-
Notifications
You must be signed in to change notification settings - Fork 11
Metadata queries
This page collects input that guides the design of the API to query and analyze metadata.
The goal of the metadata query API is to let users analyze and interactively explore the metadata stored in a metadata store. In particular, we want to attain the following goals:
- Ease of use. The API should be rather high-level and offer a rich set of operations. In particular, it should hide data modeling details of the underlying persistence layer, be it SQLite or Cassandra.
- Multi-facet queries.
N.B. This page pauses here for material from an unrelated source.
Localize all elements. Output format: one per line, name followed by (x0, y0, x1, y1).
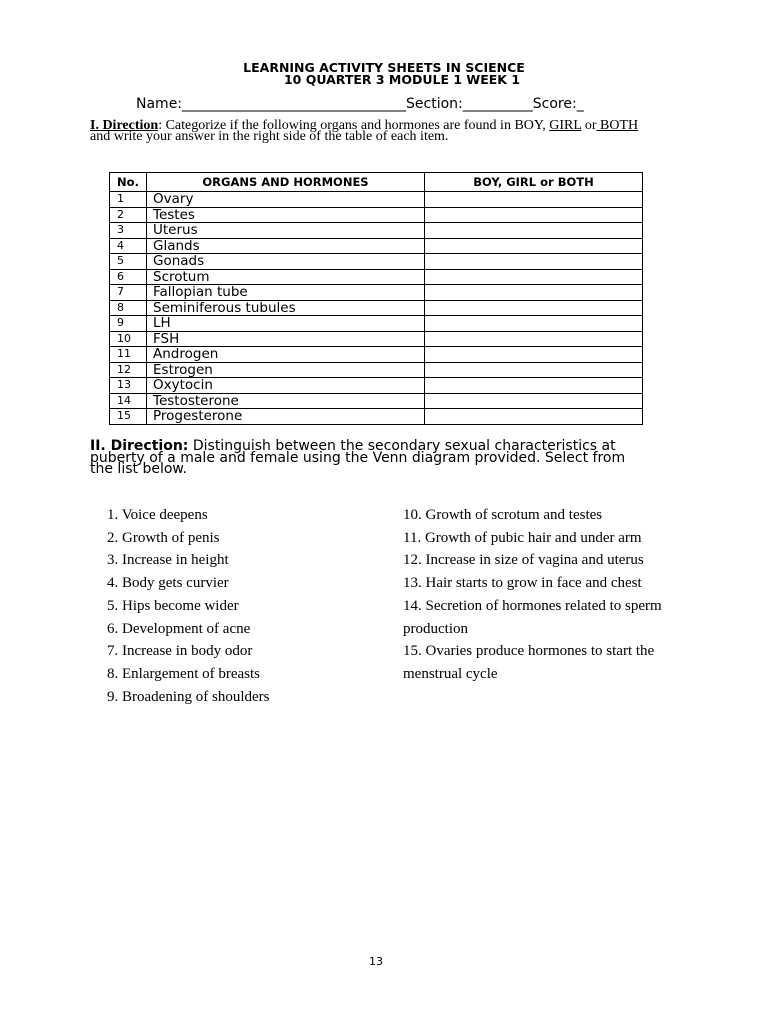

Different types of metadata adhere to different data models beyond the relational model and some types of metadata even have multiple interpretations. For instance, UCCs and INDs can basically be modeled as a set of sets. However, INDs can moreover be interpreted as (hyper-)graph. We want to accommodate as much data models as possible to support a wide set of analytical operations. Besides that, it should be possible to mix the different data models to compose complex, rich analytics.
- Extensibility. Although, we plan to offer a rich set of operations, the API should be extensible by custom operators. This is of high importance, as new use cases might entail highly specialized operators.
A metadata query in the MDMS could be expressed as a data flow plan. These plans do not only consist of an (extensible) set of operators but also of facet casts. These dictate how the data is to be interpreted by the following operator and there can be different facets in different stages of the query. Following this procedure, an amount of input metadata is transformed into a query result. This query result can either be stored for further use or visualized to the user using an appropriate visualization method for the result's facet.
A facet basically describes on how to interpret metadata elements. We need to support multiple different facets to serve a wide range of metadata exploration operations.
- Bag of elements. We are faced with a bag of uniform elements without any specific order. In contrast to the relational model, these elements are not tuples but arbitrarily structured objects. However, recursive data structures are in general not considered, as well as collection-like data types. This facet is particularly amenable to the basic operations, clustering, and classification/regression.
- Transactions. As the bag of elements, however, the elements themselves are bags of items. This is a natural interpretation of many integrity constraints, such as UCCs, INDs, and FDs. Typical operators for this facet are basic operations, clustering, and association rule mining.
- Graph. Integrity constraints typically express relationships between columns of a dataset. Graphs are thus an eligible representation for various kinds of metadata. A palpable example for such a graph is given by interpreting tables as vertices and foreign key relationships among them as edges.
Other taxonomies might ensue as consequence of operations. For instance, a hierarchical clustering operation might produce something like a taxonomy.
- Basic operations
- Filter: as in SQL
- Project: as in SQL
- Outer/inner equi-join: connect metadata and schema elements that pertain to the same schema elements (e.g., find INDs whose right-hand side is also a UCC)
-
Key-based/global aggregation: group a collection of metadata elements (either by a key or all of them) and aggregate some non-key attributes with an aggregation function, such as
min
,max
,count
,count-distinct
,avg
, andcollect
- Sort: as in SQL
- Graph operations
- Clustering: cluster based on the graph's topology
- Connected components
- Transitive reduction: remove edges of a graph that could be inferred from transitivity
- PageRank
- Data mining operations
- Clustering: based on a user-defined distance function
- Frequent item sets / association rule mining
- Classification/regression: supervised learners/classifiers, such as SVMs, kNN, and logistic regression
- Specialized
- PK/FK classification
- Constraint proposal
- Outlier detection: might also be realized using the above operations
The type of visualization to use depends on the facet of the data to be represented.
- Bag of elements
- Table: could support, sortation, filtering, pagination
- Charts: column/bar chart, scatter/bubble chart, heat map, line plot, area chart, pie chart, ...
- Graph
- Graph: plain graph
- Table: list the graph adjacencies
- Charts: heat map of the adjacency matrix
- Transactions
- Sunburst chart: requires an order of the items
- Tree chart: requires an order of the items
- Show the arity distribution of a certain type of integrity constraint.
- Show the distribution of a certain type of integrity constraint among the tables.
- Show some distribution of a combination of metadata (e.g., INDs + #distinct values of the IND columns).
- Show the number of tuples and columns of each table.
- Designate PKs from UCCs or FKs from INDs, respectively.
- Run PageRank over the schema graph.
- Cluster tables by schema similarity.
- Look for association rules within a set of UCCs.
- Train a classifier for FKs given some ground truth.